Arches National Park is a US National Park in eastern Utah. The park is located on the Colorado River 4 miles (6 km) north of Moab, Utah. It is known for containing over 2,000 natural sandstone arches, including the World-famous Delicate Arch, in addition to a variety of unique geological resources and formations.
The park is located just outside of Moab, Utah, and is 76,679 acres (119.811 sq mi; 31,031 ha; 310.31 sq km) in area. Its highest elevation is 5,653 feet (1,723 m) at Elephant Butte, and its lowest elevation is 4,085 feet (1,245 m) at the visitor center. Forty-three arches are known to have collapsed since 1977. The park receives 10 inches (250 mm) of rain a year on average.
Administered by the National Park Service, the area was originally named a National Monument on April 12, 1929. It was redesignated as a National Park on November 12, 1971.
Climbing on named arches within the park has long been banned by park regulations. Following Dean Potter's successful free climb on the Delicate Arch in May 2006, however, the wording of the regulations was deemed unenforceable by the park attorney. The park revised its regulations as follows in response:
All rock climbing or similar activities on any arch or natural bridge named on the United States Geological Survey 7.5 minute topographical maps covering Arches National Park are prohibited.
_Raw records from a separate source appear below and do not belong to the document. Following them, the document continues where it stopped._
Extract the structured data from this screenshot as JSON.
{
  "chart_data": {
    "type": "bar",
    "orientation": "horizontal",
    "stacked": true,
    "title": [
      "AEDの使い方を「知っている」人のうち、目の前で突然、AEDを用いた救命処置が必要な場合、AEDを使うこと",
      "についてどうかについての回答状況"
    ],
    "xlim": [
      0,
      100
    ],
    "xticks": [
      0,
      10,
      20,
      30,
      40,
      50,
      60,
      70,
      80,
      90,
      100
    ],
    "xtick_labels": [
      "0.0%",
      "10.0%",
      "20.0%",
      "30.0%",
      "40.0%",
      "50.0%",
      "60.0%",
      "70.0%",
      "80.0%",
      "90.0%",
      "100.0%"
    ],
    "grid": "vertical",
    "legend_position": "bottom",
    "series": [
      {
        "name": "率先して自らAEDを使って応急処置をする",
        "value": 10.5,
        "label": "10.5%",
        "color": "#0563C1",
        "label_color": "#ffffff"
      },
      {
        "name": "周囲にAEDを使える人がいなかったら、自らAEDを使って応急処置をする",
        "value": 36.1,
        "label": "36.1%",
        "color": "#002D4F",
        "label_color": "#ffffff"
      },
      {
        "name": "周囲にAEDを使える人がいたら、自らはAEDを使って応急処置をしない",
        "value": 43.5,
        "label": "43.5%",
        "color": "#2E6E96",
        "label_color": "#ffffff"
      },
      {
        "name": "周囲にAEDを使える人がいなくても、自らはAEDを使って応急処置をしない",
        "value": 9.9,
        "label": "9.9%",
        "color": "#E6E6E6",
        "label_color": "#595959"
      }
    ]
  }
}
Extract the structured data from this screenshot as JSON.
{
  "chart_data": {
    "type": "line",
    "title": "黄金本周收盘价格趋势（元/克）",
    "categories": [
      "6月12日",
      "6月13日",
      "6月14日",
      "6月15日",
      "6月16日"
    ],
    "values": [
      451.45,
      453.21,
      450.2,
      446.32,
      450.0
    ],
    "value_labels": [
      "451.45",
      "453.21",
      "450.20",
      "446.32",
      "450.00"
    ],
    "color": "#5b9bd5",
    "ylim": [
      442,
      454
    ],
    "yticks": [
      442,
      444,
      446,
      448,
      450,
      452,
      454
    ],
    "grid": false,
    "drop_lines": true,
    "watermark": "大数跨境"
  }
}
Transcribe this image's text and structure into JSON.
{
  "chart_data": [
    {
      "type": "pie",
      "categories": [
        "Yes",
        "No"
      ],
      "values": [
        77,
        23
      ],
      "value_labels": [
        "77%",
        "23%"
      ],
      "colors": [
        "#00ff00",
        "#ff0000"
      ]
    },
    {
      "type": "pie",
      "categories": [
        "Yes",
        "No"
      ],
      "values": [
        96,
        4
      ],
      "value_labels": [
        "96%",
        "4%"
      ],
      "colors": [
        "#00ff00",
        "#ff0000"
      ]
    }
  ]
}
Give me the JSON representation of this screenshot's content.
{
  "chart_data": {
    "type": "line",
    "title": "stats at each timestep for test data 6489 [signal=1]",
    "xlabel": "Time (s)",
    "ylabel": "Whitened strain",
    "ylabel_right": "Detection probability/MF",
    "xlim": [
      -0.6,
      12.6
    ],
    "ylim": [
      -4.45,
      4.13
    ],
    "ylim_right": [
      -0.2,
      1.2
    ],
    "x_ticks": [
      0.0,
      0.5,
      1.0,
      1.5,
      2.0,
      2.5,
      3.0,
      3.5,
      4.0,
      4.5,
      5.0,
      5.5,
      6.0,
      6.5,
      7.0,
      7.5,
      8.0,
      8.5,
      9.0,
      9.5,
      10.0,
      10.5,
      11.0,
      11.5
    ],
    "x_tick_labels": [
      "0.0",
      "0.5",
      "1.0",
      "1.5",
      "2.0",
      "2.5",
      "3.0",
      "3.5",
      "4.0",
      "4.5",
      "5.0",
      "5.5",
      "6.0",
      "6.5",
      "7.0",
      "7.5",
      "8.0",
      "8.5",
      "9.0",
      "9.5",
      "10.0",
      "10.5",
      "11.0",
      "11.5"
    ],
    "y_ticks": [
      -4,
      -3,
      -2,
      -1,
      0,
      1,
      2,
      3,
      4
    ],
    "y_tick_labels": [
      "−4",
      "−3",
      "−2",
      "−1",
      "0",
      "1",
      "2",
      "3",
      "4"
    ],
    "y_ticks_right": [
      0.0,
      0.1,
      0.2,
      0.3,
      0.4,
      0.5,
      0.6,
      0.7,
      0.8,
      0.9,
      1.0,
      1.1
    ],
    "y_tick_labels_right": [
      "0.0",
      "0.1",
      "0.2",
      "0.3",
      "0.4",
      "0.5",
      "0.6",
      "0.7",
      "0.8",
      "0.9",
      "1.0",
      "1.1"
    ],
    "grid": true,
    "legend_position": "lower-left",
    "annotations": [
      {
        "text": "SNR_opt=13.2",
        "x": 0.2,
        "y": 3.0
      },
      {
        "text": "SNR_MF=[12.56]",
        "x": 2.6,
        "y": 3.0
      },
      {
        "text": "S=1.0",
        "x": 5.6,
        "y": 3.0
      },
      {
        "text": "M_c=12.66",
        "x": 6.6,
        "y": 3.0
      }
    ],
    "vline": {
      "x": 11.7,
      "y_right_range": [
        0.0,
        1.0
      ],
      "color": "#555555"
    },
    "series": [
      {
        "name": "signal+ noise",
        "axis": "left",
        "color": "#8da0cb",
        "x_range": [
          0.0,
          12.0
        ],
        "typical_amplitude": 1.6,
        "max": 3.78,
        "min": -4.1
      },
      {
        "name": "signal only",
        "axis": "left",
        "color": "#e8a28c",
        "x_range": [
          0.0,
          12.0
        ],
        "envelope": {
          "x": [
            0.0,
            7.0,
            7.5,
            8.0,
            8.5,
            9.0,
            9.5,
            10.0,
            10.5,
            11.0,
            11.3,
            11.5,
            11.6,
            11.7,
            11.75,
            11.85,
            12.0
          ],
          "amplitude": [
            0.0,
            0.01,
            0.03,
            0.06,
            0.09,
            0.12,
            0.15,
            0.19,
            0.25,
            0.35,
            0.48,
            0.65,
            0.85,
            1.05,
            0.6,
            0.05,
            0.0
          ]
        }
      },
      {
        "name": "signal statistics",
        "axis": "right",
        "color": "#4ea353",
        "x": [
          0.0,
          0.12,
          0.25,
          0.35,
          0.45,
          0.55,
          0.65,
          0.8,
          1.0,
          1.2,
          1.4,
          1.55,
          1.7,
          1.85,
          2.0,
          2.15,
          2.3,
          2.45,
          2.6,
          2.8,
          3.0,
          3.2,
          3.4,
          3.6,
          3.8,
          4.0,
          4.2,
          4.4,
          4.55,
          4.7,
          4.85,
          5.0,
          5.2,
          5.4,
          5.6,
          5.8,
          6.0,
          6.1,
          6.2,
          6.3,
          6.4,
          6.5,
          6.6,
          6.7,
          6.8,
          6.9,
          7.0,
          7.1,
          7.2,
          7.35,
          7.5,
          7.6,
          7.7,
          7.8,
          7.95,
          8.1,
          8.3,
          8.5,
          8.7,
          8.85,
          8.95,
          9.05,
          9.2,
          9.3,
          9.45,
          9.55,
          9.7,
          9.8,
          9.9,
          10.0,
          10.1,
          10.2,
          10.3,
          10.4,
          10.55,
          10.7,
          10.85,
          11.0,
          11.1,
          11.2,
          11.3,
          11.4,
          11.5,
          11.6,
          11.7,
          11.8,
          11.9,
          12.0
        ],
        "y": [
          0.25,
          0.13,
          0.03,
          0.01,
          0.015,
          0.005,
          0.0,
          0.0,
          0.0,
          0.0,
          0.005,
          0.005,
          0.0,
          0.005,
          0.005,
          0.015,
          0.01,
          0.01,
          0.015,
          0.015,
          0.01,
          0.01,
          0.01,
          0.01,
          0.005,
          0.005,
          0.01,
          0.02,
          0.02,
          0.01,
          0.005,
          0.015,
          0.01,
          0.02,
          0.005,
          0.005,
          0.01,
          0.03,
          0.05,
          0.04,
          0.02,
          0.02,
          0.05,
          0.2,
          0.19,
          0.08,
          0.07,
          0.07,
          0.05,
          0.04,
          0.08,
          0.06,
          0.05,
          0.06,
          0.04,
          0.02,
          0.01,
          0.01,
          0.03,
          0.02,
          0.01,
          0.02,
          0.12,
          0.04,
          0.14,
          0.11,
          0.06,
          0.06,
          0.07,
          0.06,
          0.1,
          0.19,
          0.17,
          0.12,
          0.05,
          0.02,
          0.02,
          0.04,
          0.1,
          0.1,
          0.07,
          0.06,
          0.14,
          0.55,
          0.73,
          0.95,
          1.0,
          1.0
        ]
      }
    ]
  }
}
Climbing on other features in the park is allowed, but regulated. The revised regulations also prohibit slacklining parkwide. Approved recreational activities include auto touring, backpacking, biking, camping, and hiking, some of which require permits. Guided commercial tours and ranger programs are also available.
Astronomy is also popular in the park due to its dark skies despite the increasing light pollution from towns like Moab.